Bu gibi insanların, en güzel nimetlerin içerisinde bile azap çekmelerinin ve mutsuz olmalarının nedeni, Allah’tan uzak bir hayat sürüyor olmalarıdır. Allah insanlara mutluluğu ancak iman ile verir, hayatın güzelliklerinden gerçek anlamda zevk alabilmelerini ancak bu şekilde mümkün kılar. Kuran’a uygun samimi bir iman olmadığı sürece, insanların hiçbir yolla, hiçbir yöntemle gerçek mutluluğu elde edebilmeleri mümkün değildir.

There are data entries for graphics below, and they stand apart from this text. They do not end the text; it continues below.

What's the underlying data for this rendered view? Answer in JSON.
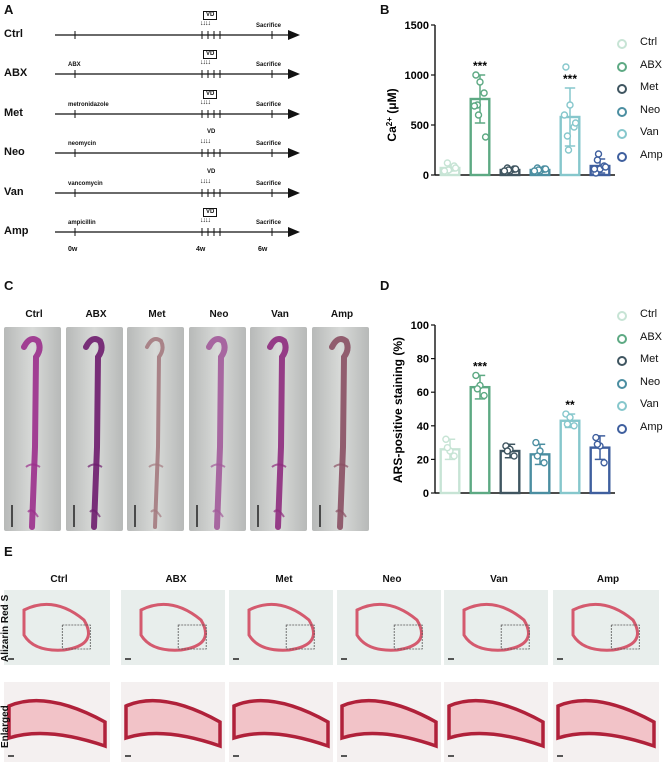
{
  "panels": {
    "a": "A",
    "b": "B",
    "c": "C",
    "d": "D",
    "e": "E"
  },
  "panel_a": {
    "groups": [
      {
        "name": "Ctrl",
        "drug": "",
        "vd_boxed": true
      },
      {
        "name": "ABX",
        "drug": "ABX",
        "vd_boxed": true
      },
      {
        "name": "Met",
        "drug": "metronidazole",
        "vd_boxed": true
      },
      {
        "name": "Neo",
        "drug": "neomycin",
        "vd_boxed": false
      },
      {
        "name": "Van",
        "drug": "vancomycin",
        "vd_boxed": false
      },
      {
        "name": "Amp",
        "drug": "ampicillin",
        "vd_boxed": true
      }
    ],
    "vd_label": "VD",
    "arrows": "↓↓↓↓",
    "sacrifice_label": "Sacrifice",
    "timepoints": [
      "0w",
      "4w",
      "6w"
    ]
  },
  "legend": [
    "Ctrl",
    "ABX",
    "Met",
    "Neo",
    "Van",
    "Amp"
  ],
  "colors": {
    "Ctrl": "#c7e4d5",
    "ABX": "#5da983",
    "Met": "#3f5560",
    "Neo": "#4b8ea1",
    "Van": "#86c7cc",
    "Amp": "#3f5f9e"
  },
  "panel_c": {
    "labels": [
      "Ctrl",
      "ABX",
      "Met",
      "Neo",
      "Van",
      "Amp"
    ]
  },
  "panel_e": {
    "columns": [
      "Ctrl",
      "ABX",
      "Met",
      "Neo",
      "Van",
      "Amp"
    ],
    "row1_label": "Alizarin Red S",
    "row2_label": "Enlarged"
  },
  "chart_data": [
    {
      "type": "bar",
      "title": "",
      "ylabel_main": "Ca",
      "ylabel_sup": "2+",
      "ylabel_unit": " (μM)",
      "categories": [
        "Ctrl",
        "ABX",
        "Met",
        "Neo",
        "Van",
        "Amp"
      ],
      "values": [
        70,
        760,
        50,
        50,
        580,
        90
      ],
      "errors": [
        30,
        240,
        20,
        20,
        290,
        70
      ],
      "points": [
        [
          30,
          60,
          90,
          120,
          50,
          70,
          40
        ],
        [
          1000,
          930,
          820,
          700,
          600,
          380,
          690
        ],
        [
          30,
          40,
          60,
          70,
          50,
          60,
          40
        ],
        [
          30,
          40,
          60,
          70,
          50,
          60,
          40
        ],
        [
          1080,
          700,
          480,
          390,
          250,
          520,
          600
        ],
        [
          20,
          60,
          90,
          150,
          210,
          80,
          60
        ]
      ],
      "significance": [
        "",
        "***",
        "",
        "",
        "***",
        ""
      ],
      "ylim": [
        0,
        1500
      ],
      "yticks": [
        0,
        500,
        1000,
        1500
      ]
    },
    {
      "type": "bar",
      "title": "",
      "ylabel": "ARS-positive staining (%)",
      "categories": [
        "Ctrl",
        "ABX",
        "Met",
        "Neo",
        "Van",
        "Amp"
      ],
      "values": [
        26,
        63,
        25,
        23,
        43,
        27
      ],
      "errors": [
        6,
        7,
        4,
        6,
        4,
        7
      ],
      "points": [
        [
          32,
          25,
          22,
          27
        ],
        [
          70,
          64,
          58,
          62
        ],
        [
          28,
          26,
          22,
          25
        ],
        [
          30,
          25,
          18,
          22
        ],
        [
          47,
          45,
          40,
          41
        ],
        [
          33,
          28,
          18,
          29
        ]
      ],
      "significance": [
        "",
        "***",
        "",
        "",
        "**",
        ""
      ],
      "ylim": [
        0,
        100
      ],
      "yticks": [
        0,
        20,
        40,
        60,
        80,
        100
      ]
    }
  ]
}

İşte bu kitapta bu önemli gerçeğe dikkat çekilmekte ve insanlar gerçek ve samimi imanı yaşamaya davet edilmektedirler. İnsanların, mutlu olabilmelerini, nimetlerden zevk alabilmelerini engelleyen ve kendilerini azaba sürükleyen bu sistemi, aslında kendi elleriyle oluşturdukları anlatılmaktadır. Mutsuzluktan ve gizli azaplardan kurtulabilmenin tek çözümünün, Allah’a samimi bir kalple iman etmek olduğu ortaya konmaktadır. Allah’a karşı bu mutlak samimiyet elde edilmediği sürece, insanların hiçbir yolla gerçek anlamda mutluluğu yaşayamayacakları ve dünyadaki bu gizli azapların ahirette sonsuz bir azaba dönüşebileceği hatırlatılmaktadır.